We also found that almost four in 10 office workers said they had never had security awareness training. This figure increases to over half (52%) if you only look at non-financial-services organisations. Further, of those that have had training, a third (32%) have only had training in the past 12 months, which is too small a number given the speed with which new information security threats emerge (regular changes and updates to privacy settings on Facebook being one example).It is important not to overtly disparage current training initiatives. Many firms have excellent processes in place, and many respondents to the Protiviti survey report have made significant changes in the way they work and how they use technology at home following security awareness training.
Asked, for instance, how they had changed their behaviour after completing security training, 55% of employees said they had become more careful where they leave laptops, phones or USBs, 46% had become more wary of using emails and 37% said they had become more aware of comments and photos posted on social media sites. There is, therefore, value in training, provided it is effective. More needs to be done, however. for training to be effective, it needs to be tailored to the roles of employees, and many organisations need to review both the nature and frequency of their training.
Reporting security breaches and near breaches is one good way to help improve awareness – indeed, in light of the findings from Protiviti’s studies, the following points are particularly important:
- Training needs to be done on an ongoing basis. It should not be a ritual conducted once a year or two, for the sake of compliance.
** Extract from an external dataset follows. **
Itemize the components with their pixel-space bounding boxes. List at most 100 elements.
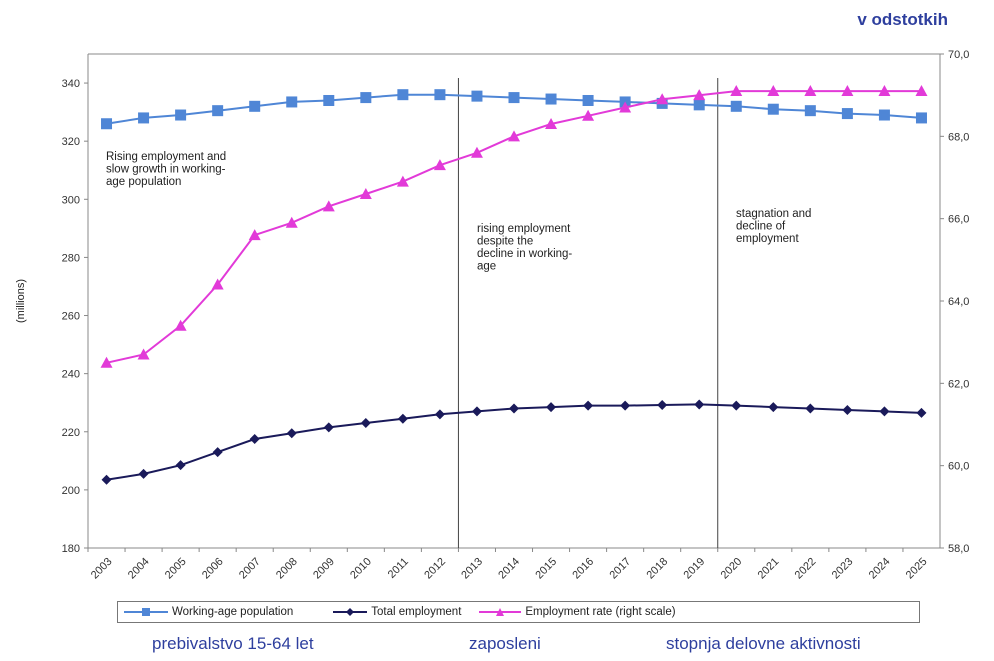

- Users need to be informed of content of the Information Security Policy. The essence of the awareness training is to enlighten users on what to look out that could lead to attacks by the wrong guys.
- Online training and feedback on training in the form of an online test would be effective, periodically reminding the people and allow them to learn at their own comfort and place.
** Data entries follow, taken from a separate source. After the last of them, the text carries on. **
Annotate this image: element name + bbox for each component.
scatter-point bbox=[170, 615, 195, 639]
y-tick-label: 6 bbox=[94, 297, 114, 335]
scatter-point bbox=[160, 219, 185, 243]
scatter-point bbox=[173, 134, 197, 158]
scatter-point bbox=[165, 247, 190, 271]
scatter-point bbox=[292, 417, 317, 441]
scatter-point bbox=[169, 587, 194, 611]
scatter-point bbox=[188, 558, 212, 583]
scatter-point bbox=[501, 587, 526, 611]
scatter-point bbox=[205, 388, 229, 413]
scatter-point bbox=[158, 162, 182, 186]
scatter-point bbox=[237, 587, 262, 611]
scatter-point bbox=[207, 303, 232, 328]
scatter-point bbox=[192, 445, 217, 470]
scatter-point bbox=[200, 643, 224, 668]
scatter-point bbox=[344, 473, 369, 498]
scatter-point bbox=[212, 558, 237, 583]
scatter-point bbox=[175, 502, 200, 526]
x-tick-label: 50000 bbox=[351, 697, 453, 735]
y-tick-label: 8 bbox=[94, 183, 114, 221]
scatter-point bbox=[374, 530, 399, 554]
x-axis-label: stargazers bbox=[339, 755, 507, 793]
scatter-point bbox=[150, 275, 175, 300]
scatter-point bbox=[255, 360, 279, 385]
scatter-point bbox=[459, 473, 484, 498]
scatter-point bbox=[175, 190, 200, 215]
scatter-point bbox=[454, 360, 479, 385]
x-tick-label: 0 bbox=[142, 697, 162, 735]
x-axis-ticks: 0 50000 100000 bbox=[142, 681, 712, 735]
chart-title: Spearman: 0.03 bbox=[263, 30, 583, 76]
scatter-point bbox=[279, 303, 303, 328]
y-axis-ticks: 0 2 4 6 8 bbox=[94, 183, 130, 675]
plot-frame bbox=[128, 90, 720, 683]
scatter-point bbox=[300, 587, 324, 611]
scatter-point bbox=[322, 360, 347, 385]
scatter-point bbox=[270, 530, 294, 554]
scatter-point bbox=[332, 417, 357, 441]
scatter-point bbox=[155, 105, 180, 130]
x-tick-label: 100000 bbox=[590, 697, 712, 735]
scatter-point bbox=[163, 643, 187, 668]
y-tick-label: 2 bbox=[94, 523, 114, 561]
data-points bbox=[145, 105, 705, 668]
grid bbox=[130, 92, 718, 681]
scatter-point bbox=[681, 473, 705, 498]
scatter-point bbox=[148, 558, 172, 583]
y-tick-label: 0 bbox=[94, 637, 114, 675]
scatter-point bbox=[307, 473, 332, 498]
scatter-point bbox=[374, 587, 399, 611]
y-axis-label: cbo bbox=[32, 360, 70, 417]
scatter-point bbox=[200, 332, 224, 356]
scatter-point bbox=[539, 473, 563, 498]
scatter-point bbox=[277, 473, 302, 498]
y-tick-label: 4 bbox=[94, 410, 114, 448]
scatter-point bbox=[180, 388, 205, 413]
- Training needs to be tailored to meet the specific requirement taking examples form the work place and employee experience rather than focusing mostly on general guidelines. Simulation would be effective in assimilation of training inputs.
- Encourage people to be creative and appreciate the security concerns. Solutions need not be stereotypes but people should be encouraged to be innovative. This approach would strengthen the bonding with people.
- People need to be made accountable for the offences and any violations should be escalated to the top management and punished with more training.
- Training should be considered at every major event affecting the business be it expansion, merger, introduction of new processes or technologies, opening of new offices and business units, organizational change programmes and so on.
- Never confine the training to the information security administrator. Business units and functions should appreciate and actively take part in the training programmes, creating awareness of the users on the respective business unit or function.
- Consider involving external professionals who would bring with them rich experience, cross functional knowledge, global trends and relevant case studies. This learning about other organizations would create interest in the employees.
- Review the outcomes of training in terms of improved security awareness which in turn can be seen from the password change frequency, use of external devices, reporting of security events and so on.
- The philosophy of security should be more positively oriented to enable people differentiate between “good” and “bad” practices and adopt rather than follow strict set of rules that are monitored by someone else.